Если выбор «Связьинвеста» казался опрометчивым по формальным признакам, он был еще более безумным, принимая во внимание то, что Соросу было известно о России44. В июне 1997 года, как раз накануне закрытия аукциона, Сорос получил секретное обращение российского правительства с просьбой о срочном финансировании. Президент Ельцин поклялся погасить задолженности по пенсиям и заработным платам в госсекторе к 1 июля, и ему нужен был временный заем, чтобы уложиться в этот срок. Без ведома рынков и Международного валютного фонда, который занимался мониторингом ужасного состояния российского долга, Сорос дал в долг правительству несколько сотен миллионов долларов. Если бы он этого не сделал, хрупкая законность власти Ельцина развалилась бы, а рабочие, которым не заплатили, начали бы забастовку.

С точки зрения Сороса — благотворителя и государственного деятеля, тайный заем вызывал вопросы. Сорос делал это за спиной у Международного валютного фонда, и в то же самое время он агитировал Россию стать ответственным членом международной валютной системы45. Но, с точки зрения Сороса-инвестора, тайный кредит выглядел еще более странно. Сорос был готов выложить 1 миллиард долларов, которые трудно будет вернуть, за теорию о том, что Россия пришла к стабильности, но безрассудство, о котором так явно свидетельствовал тайный заем, говорило о том, что стабильность была призрачной. В своем триумфе со стерлингом и в торговле тайским батом команда Сороса использовала свою проницательность, зная слабость финансовой и политической системы, и нанесла несколько ударов, принесших прибыль. В России в 1997 году Сорос имел возможность видеть эти слабости сквозь привилегированное окно, но он все же инвестировал, словно никогда не слышал о них.

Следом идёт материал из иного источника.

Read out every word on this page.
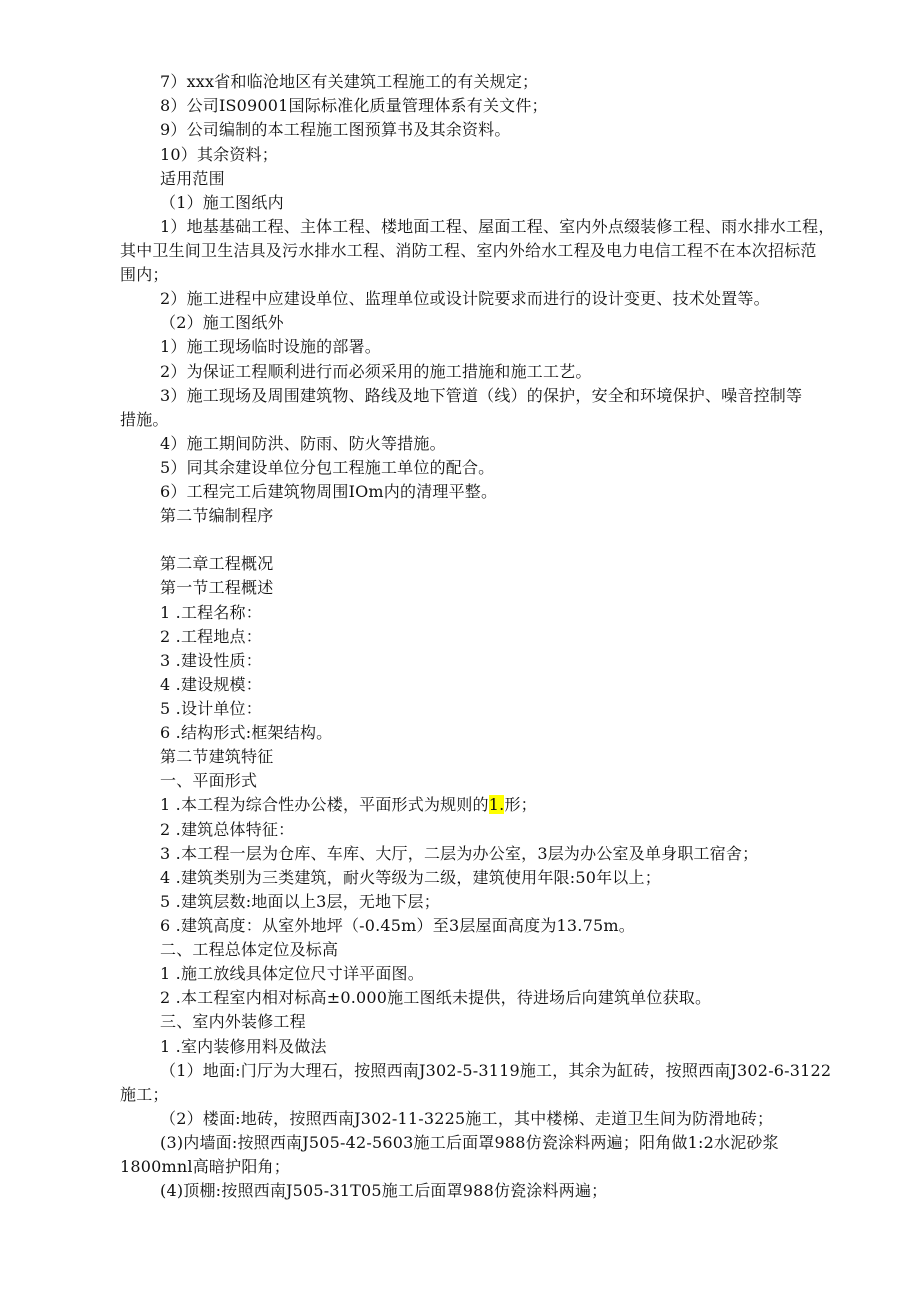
7）xxx省和临沧地区有关建筑工程施工的有关规定；
8）公司IS09001国际标准化质量管理体系有关文件；
9）公司编制的本工程施工图预算书及其余资料。
10）其余资料；
适用范围
（1）施工图纸内
1）地基基础工程、主体工程、楼地面工程、屋面工程、室内外点缀装修工程、雨水排水工程，
其中卫生间卫生洁具及污水排水工程、消防工程、室内外给水工程及电力电信工程不在本次招标范
围内；
2）施工进程中应建设单位、监理单位或设计院要求而进行的设计变更、技术处置等。
（2）施工图纸外
1）施工现场临时设施的部署。
2）为保证工程顺利进行而必须采用的施工措施和施工工艺。
3）施工现场及周围建筑物、路线及地下管道（线）的保护，安全和环境保护、噪音控制等
措施。
4）施工期间防洪、防雨、防火等措施。
5）同其余建设单位分包工程施工单位的配合。
6）工程完工后建筑物周围IOm内的清理平整。
第二节编制程序
第二章工程概况
第一节工程概述
1 .工程名称：
2 .工程地点：
3 .建设性质：
4 .建设规模：
5 .设计单位：
6 .结构形式:框架结构。
第二节建筑特征
一、平面形式
1 .本工程为综合性办公楼，平面形式为规则的1.形；
2 .建筑总体特征：
3 .本工程一层为仓库、车库、大厅，二层为办公室，3层为办公室及单身职工宿舍；
4 .建筑类别为三类建筑，耐火等级为二级，建筑使用年限:50年以上；
5 .建筑层数:地面以上3层，无地下层；
6 .建筑高度：从室外地坪（-0.45m）至3层屋面高度为13.75m。
二、工程总体定位及标高
1 .施工放线具体定位尺寸详平面图。
2 .本工程室内相对标高±0.000施工图纸未提供，待进场后向建筑单位获取。
三、室内外装修工程
1 .室内装修用料及做法
（1）地面:门厅为大理石，按照西南J302-5-3119施工，其余为缸砖，按照西南J302-6-3122
施工；
（2）楼面:地砖，按照西南J302-11-3225施工，其中楼梯、走道卫生间为防滑地砖；
(3)内墙面:按照西南J505-42-5603施工后面罩988仿瓷涂料两遍；阳角做1:2水泥砂浆
1800mnl高暗护阳角；
(4)顶棚:按照西南J505-31T05施工后面罩988仿瓷涂料两遍；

Сорос вел себя так из-за того, что обладал комплексом мессии. В роли благотворителя он пытался спасти Россию от ее грехов. Теперь он убедил сам себя, что может спасти Россию в еще большей степени, если рискнет своим состоянием в этой стране. Как он сам говорил:

«Я нарочно подставился. Быть бескорыстным благотворителем было отчасти «слишком хорошо, чтобы быть правдой». Это возводило мой собственный образ в ранг божественного, вне схватки, делающего добро и борющегося со злом. Я говорил о своих мессианских фантазиях, я их не стыжусь… Я мог видеть, особенно в России, что люди просто не могли понять, зачем я это делал… Мне казалось, что появиться в качестве грабителя-капиталиста, который печется о культурных и политических ценностях, было более правдоподобно, чем появиться бесплотным интеллектом, который отстаивает преимущества открытого общества. Я мог бы служить примером для подражания зарождающимся грабителям-капиталистам из России. И вступая в борьбу в качестве инвестора, я сошел с Олимпа и стал человеческим существом из плоти и крови»46.